Relief as rain falls over Australian bushfires

Rain, the most anticipated meteorological event for Australia, has fallen across parts of the bushfire-ravaged eastern part of the country on Thursday. As One India reports, the rain brought a huge relief to the nation that faced the cruellest ever bushfires.

Rain and more wet weather was forecast give some relief following months of unbelievable blazes. On Thursday, Australian meteorologists continue to warn on rains. In Melbourne, thunderstorms late on Wednesday helped to clear air but disrupted the build-up to next week’s Australian Open tennis tournament.

The rains and storms have improved air quality in most parts of the state New South Wales, said the Victorian Environment Protection Agency.
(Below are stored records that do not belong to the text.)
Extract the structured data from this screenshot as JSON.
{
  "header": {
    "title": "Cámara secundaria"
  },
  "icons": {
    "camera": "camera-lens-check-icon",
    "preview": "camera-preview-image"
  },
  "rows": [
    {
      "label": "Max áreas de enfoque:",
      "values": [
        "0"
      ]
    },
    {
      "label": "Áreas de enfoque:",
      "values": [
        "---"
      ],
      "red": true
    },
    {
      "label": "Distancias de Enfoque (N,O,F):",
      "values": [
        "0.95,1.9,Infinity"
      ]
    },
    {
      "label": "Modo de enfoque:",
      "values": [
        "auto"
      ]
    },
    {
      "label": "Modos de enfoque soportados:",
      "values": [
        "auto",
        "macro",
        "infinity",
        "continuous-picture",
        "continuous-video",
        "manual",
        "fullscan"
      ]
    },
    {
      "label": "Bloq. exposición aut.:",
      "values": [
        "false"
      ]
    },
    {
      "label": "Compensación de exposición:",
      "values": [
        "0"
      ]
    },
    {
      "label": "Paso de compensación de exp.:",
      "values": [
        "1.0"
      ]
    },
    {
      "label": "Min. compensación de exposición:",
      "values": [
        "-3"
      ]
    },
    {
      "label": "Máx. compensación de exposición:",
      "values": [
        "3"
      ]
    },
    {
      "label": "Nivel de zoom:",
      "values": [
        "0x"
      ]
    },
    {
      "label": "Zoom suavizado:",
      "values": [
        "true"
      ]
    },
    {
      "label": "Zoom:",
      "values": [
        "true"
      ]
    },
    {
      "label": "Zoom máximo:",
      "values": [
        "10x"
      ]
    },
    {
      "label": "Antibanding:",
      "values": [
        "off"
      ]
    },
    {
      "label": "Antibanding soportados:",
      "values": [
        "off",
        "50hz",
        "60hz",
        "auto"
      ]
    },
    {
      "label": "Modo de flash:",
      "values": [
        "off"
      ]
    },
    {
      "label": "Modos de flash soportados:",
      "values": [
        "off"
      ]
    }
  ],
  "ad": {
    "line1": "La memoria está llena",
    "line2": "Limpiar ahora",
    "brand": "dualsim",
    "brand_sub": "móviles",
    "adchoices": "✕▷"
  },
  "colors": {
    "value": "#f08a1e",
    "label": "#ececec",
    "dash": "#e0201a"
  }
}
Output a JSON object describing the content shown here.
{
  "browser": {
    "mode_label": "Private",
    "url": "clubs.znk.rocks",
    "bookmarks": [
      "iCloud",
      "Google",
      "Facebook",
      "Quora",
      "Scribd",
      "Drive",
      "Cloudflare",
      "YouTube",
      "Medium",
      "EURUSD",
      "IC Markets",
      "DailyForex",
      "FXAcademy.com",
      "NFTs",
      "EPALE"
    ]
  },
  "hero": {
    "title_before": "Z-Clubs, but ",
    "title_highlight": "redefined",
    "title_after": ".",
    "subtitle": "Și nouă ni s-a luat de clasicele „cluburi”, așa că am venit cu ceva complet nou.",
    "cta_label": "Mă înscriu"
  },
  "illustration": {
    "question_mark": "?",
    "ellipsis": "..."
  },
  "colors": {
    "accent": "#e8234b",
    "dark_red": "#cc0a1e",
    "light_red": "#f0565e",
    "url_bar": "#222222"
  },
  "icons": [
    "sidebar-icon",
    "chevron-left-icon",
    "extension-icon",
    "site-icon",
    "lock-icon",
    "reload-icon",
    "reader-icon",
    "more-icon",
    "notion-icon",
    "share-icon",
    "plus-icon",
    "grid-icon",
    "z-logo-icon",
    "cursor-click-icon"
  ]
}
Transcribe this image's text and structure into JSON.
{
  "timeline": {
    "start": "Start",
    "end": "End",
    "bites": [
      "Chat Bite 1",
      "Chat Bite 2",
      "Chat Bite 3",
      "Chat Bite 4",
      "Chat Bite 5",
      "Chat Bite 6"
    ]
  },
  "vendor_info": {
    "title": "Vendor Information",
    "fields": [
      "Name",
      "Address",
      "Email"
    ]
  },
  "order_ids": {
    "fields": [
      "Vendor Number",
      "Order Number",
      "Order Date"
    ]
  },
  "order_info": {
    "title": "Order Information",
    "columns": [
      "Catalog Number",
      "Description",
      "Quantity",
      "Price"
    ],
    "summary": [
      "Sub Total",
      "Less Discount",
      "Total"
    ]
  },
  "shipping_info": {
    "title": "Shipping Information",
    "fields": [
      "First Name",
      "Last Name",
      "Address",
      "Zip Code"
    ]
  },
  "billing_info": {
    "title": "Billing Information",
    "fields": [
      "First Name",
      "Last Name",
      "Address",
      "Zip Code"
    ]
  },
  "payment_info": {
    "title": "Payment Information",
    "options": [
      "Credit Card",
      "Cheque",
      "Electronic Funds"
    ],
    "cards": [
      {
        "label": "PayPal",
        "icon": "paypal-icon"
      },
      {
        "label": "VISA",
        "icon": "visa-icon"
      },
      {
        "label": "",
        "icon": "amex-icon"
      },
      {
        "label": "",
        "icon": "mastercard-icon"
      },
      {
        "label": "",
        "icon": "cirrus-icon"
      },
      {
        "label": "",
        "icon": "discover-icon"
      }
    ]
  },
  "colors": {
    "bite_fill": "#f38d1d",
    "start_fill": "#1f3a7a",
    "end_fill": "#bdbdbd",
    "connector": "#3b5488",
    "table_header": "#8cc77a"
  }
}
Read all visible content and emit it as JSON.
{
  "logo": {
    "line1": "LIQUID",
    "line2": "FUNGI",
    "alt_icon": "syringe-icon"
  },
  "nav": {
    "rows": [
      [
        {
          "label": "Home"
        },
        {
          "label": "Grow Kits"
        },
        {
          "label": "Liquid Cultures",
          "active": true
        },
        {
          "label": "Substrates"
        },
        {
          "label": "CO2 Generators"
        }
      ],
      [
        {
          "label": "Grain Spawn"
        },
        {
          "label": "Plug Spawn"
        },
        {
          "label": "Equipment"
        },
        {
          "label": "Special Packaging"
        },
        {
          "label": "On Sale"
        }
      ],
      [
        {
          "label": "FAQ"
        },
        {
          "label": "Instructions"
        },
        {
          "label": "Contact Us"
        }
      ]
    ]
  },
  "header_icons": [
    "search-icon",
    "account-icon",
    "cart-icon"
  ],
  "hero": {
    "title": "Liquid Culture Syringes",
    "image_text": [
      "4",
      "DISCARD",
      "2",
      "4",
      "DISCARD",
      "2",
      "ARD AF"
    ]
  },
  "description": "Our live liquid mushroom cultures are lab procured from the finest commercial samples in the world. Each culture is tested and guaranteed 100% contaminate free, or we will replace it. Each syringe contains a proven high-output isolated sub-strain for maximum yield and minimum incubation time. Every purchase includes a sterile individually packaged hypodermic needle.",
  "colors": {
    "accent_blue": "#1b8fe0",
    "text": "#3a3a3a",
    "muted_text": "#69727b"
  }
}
More rain was forecast until the weekend which, if it does occur, would be the most sustained period of wet weather since the crisis began in September last year.

The New South Wales Rural Fire Service said that state and the whole country experienced its driest and hottest year on record in 2019. According to the meteorological bureau, the highest average maximum temperature of 41.9 degrees Celsius recorded in mid-December when the bushfires were on their peak.

Meanwhile, the scientists note the bushfires are the type of extreme disasters the world can expect more of as global warming intensifies. “What’s happening is persistent, not a fluke due to some weather phenomenon,” said Gavin Schmidt, director of NASA’s Goddard Institute for Space Studies.

In 2019, blazes have destroyed more than 2,000 homes and burnt 10 million hectares of land. As New South Wales ecological activists said, bushfires as the long-term trends are being driven by the increasing levels of greenhouse gases in the atmosphere. On Thursday, 30 blazes were still burning out of control in the NSW.

To restore the rural areas as soon as possible, Australia ‘s government is providing the foundations for the fire crisis when extreme hot weather hit well before the southern summer.